Friday, December 9, 2011

There's a Snake in my Boot

One of my favorite lines from Toy Story 2 is Woody’s exclamation at discovering all the toys and accessories connected to the Sheriff Woody brand.  He is overjoyed and overwhelmed to discover that the world he thought he knew is so much larger.  Though he loves his owner, Andy and his friends like Buzz Lightyear and Bo Peep, it’s as if Woody has finally found his family.  He has a horse, Bullseye, and a new friend Jessie.
He has a whole world created just for him.  And when he explores that world he finds a toy boot with a spring loaded snake.  And here comes the line, delivered with perfect pausing by Tom Hanks:  “Oh look, there’s a snake … in my boot.”  It’s silly and I don’t know why I love the line so much.  Again I think it’s how Tom Hanks says it.  It’s cute.
I was thinking of that line today when I was walking the labyrinth at church.  I’m used to having things jump out at me or run from me.  I’ve startled my share of rabbits and lizards and birds and they’ve startled me right back.
But today was the first time I had seen a snake.
At first I thought it was a lizard, rising up out of the grass and slinking onto the six inch high fencing that marks the path.  But then I noticed the head was too flat and too round for a lizard and then I noticed the body was way too long.  The snake was only about a foot and a half long.  It was mostly black with a gray mottled head.
It looked harmless, but snakes in Florida scare me, so I kept my distance and just watched it.
It really was a beautiful thing.  At first I wanted there to be some message there.  Here I am walking a path, trying to be there with God and there’s a snake preventing me from getting to the center of the labyrinth.
But the more I watched the snake, the more that connection faded.  The snake was beautiful and lithe.  It rose up, peering up over the fencing and then twisted its way through a Simpson Stopper, hiding for a second before moving on through the path.
Because of the snake’s size and because of the fencing, the snake was really forced to “walk” the labyrinth with me.  It could only move in the same spiral pattern I was moving in.  And I wondered if snakes could think, what this one would be thinking. 

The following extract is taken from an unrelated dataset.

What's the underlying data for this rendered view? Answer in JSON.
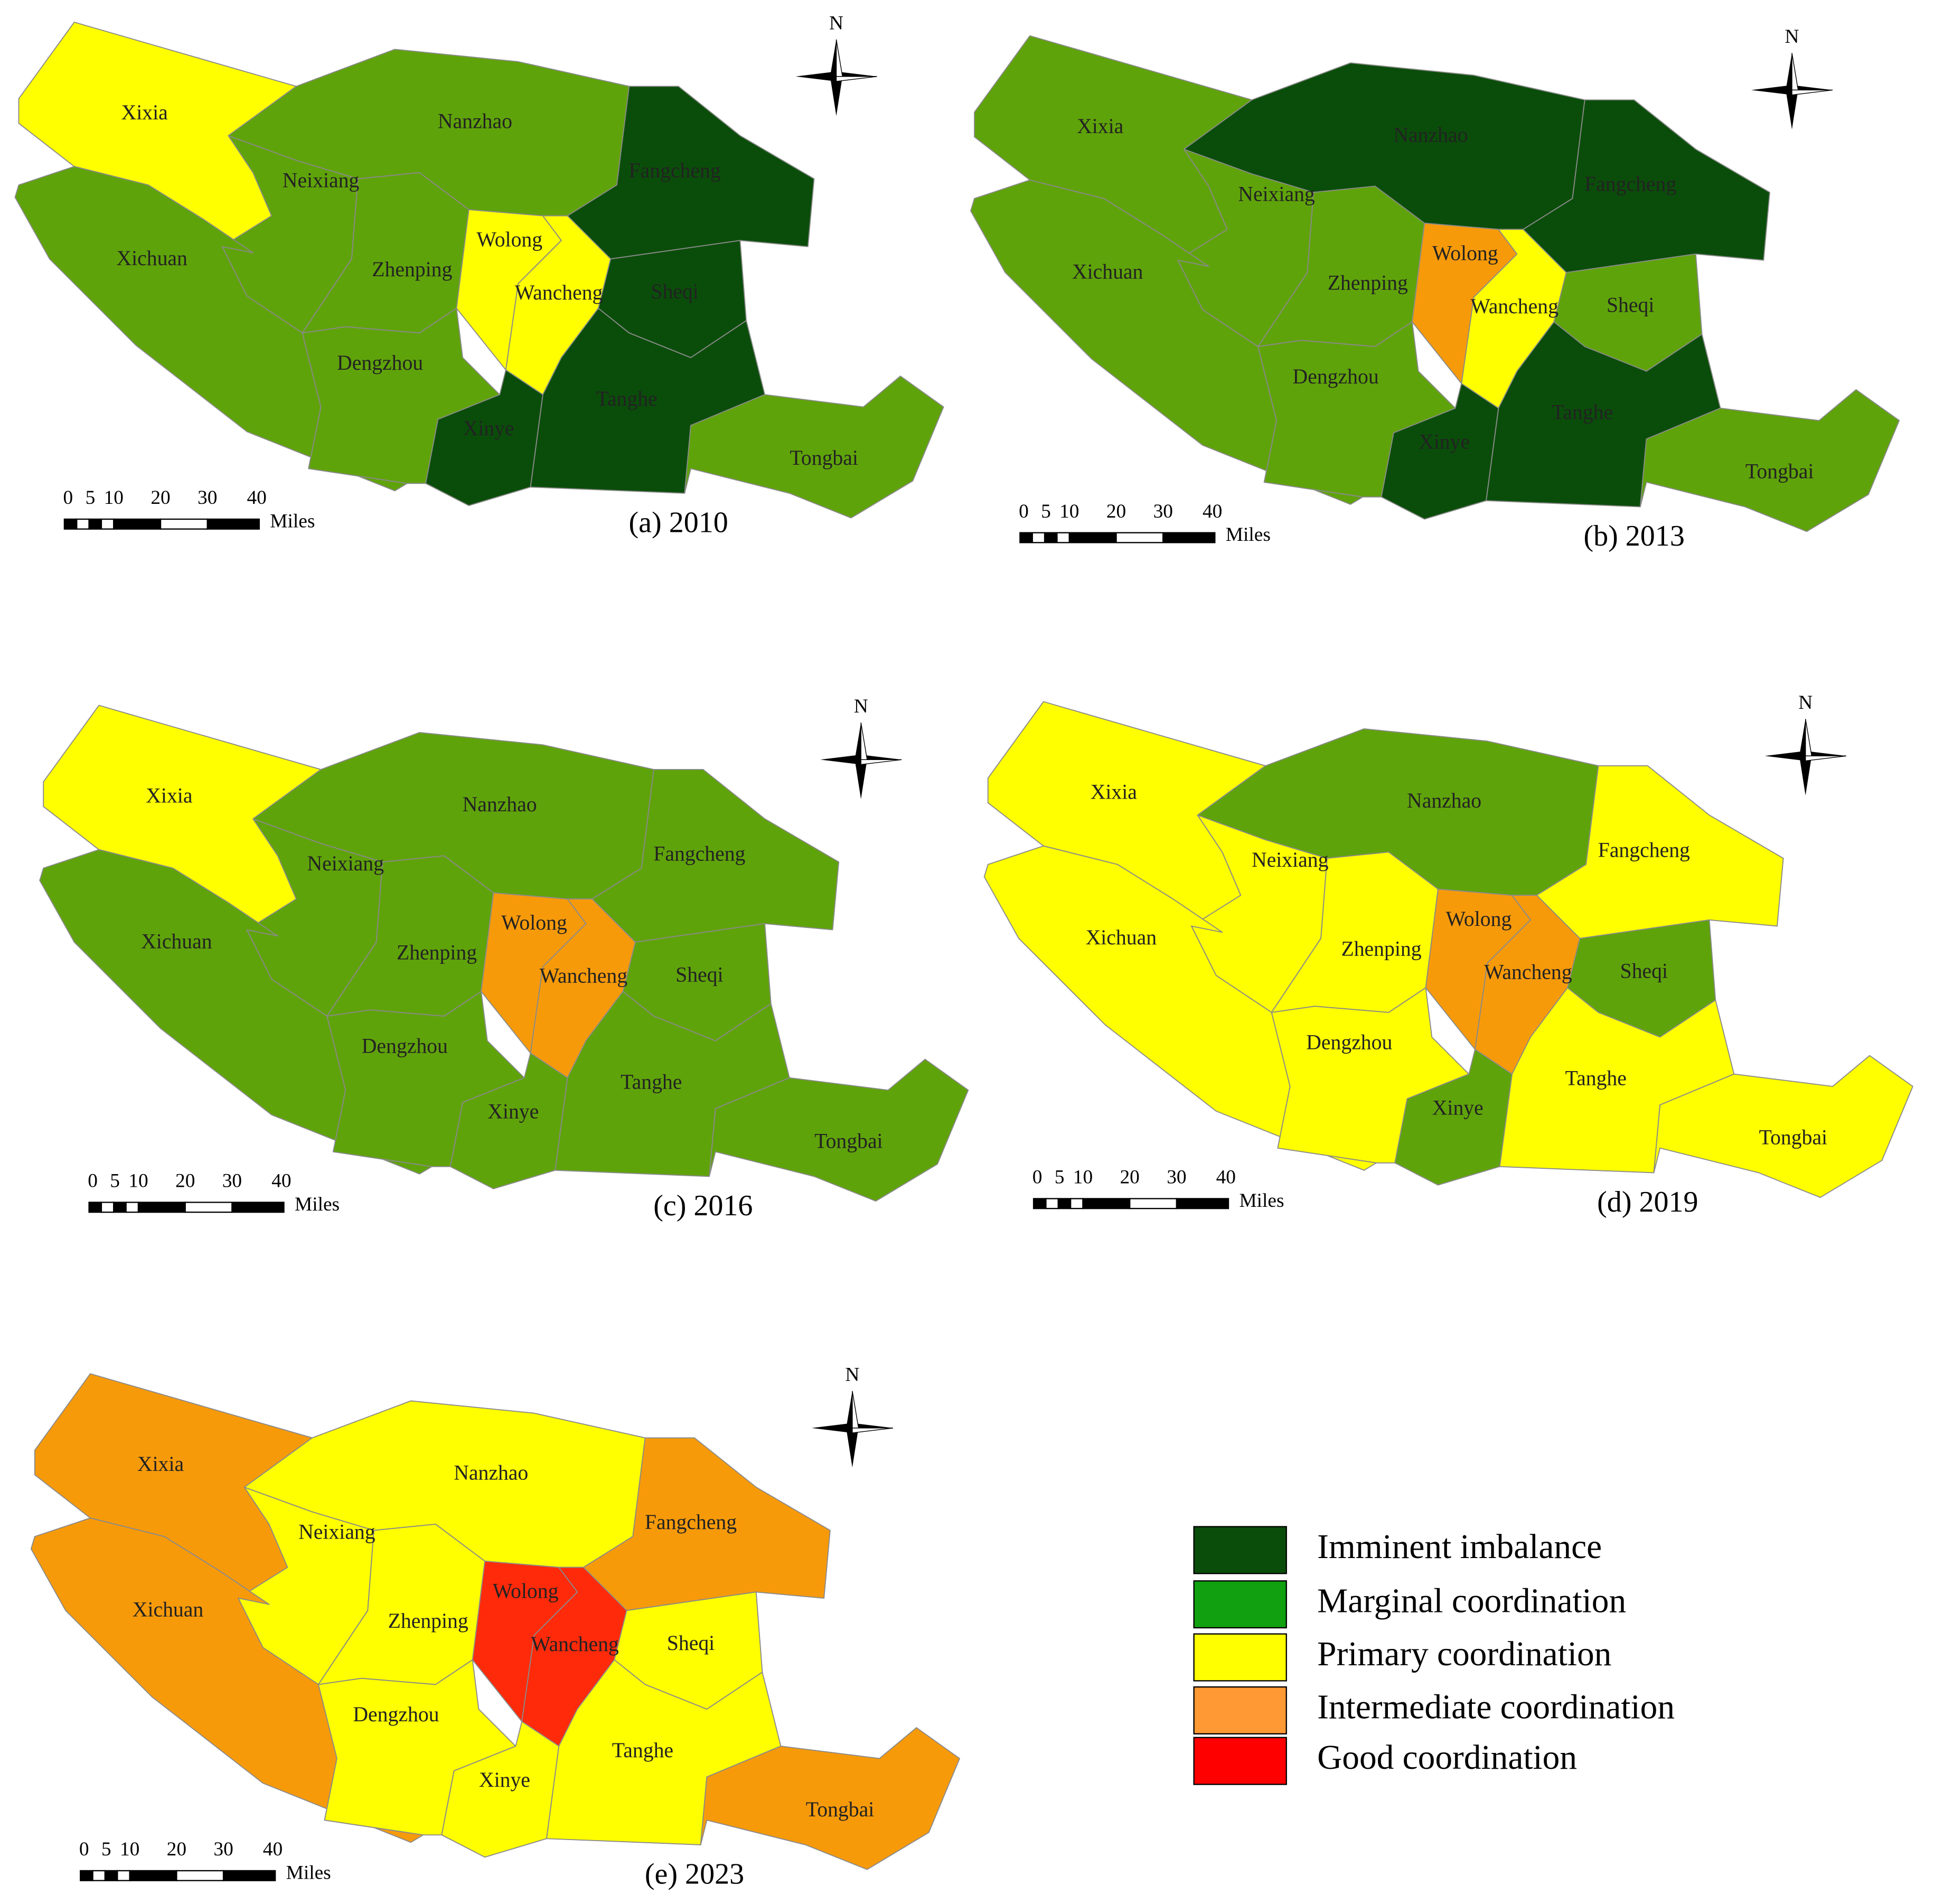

I’m sure the snake didn’t feel trapped, but I’m sure he probably wondered why he seemed only able to move in one direction.  Perhaps that’s why he stopped and climbed the shrub, so he could see just where he was.
And then, of course, I started thinking about perspective.   How are we similar to this poor snake?  Are we trapped by repetitive behavior?  Are we lost in a maze and don’t even realize it?  What does it take to change our behavior when it seems like we’re in rut, when we keep making the same mistakes over and over?
It takes perspective.  It takes focus.  It takes centering ourselves to God and allowing Him to guide us.
In the end that was what both the snake and I were doing, though the snake couldn’t have known.  We were both moving to the center of the labyrinth, searching for God.